Notícias falsas, notícias verdadeiras… / Por Wanda Camargo*

O protagonista de “1984”, de George Orwell, é ouvido pelos serviços de informação dizendo que “liberdade é o direito de afirmar que dois mais dois são quatro”. Preso como inconformista, é destruído física e mentalmente pelos torturadores do onipresente “Big Brother”; então, indagado quanto seriam dois mais dois responde com absoluta sinceridade “tanto quanto o Estado disser que são”, pela resposta redentora é considerado reabilitado. A questão toda nada tinha a ver com aritmética, sequer com nada racional, era de poder que se tratava, dominar corações e mentes até o ponto em que qualquer absurdo passa a ser real.

O dramaturgo Luigi Pirandello escreveu em 1917 uma peça chamada “Assim é (se lhe parece)”, é o caso de uma família que se muda para uma pequena cidade e é, aparentemente, disfuncional em relação aos hábitos locais. A população passa a se dedicar em tempo quase integral a bisbilhotar os “esquisitos”, suas ações e seus motivos, e não chega nunca a conclusões minimamente consensuais. É um estudo irônico da curiosidade humana colocada no aspecto patético, as pessoas abandonam seus interesses mais práticos para focar em algo que apenas marginalmente lhes diz respeito.

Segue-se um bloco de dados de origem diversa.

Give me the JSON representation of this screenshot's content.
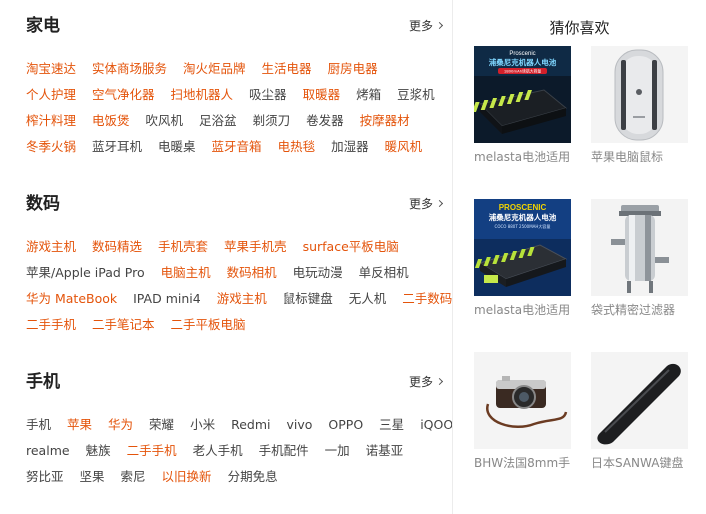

E chegam a descobertas e opiniões variadas sobre os mesmos fatos, o que parece ser o tema da peça: a inexistência de verdades únicas, mesmo em questões simples.

Não há verdades únicas e absolutas no mundo real, talvez com a exceção relativa das verdades comprovadas cientificamente e, mesmo essas estão sempre sujeitas ao escrutínio eventual de novas descobertas. Mas os espíritos autoritários independentemente de sua cor ideológica baseiam-se sempre na crença, aplicável aos demais e talvez menos a eles mesmos, de que são os portadores da luz. E aí reside um dos maiores males de ditaduras, a negação do dissenso, da opinião diferente, do pensamento, a autoiluminação demente.

“A terra é plana”, “as eleições foram fraudadas”, “a covid-19 é uma gripezinha”, “cloroquina salva”, “distanciamento social não é necessário”. As declarações estapafúrdias se amontoam e acreditamos, queremos acreditar pelo menos, que seus autores não são tão néscios assim, há método nesta algaravia destinada a fazer seguidores e influenciar eleitores.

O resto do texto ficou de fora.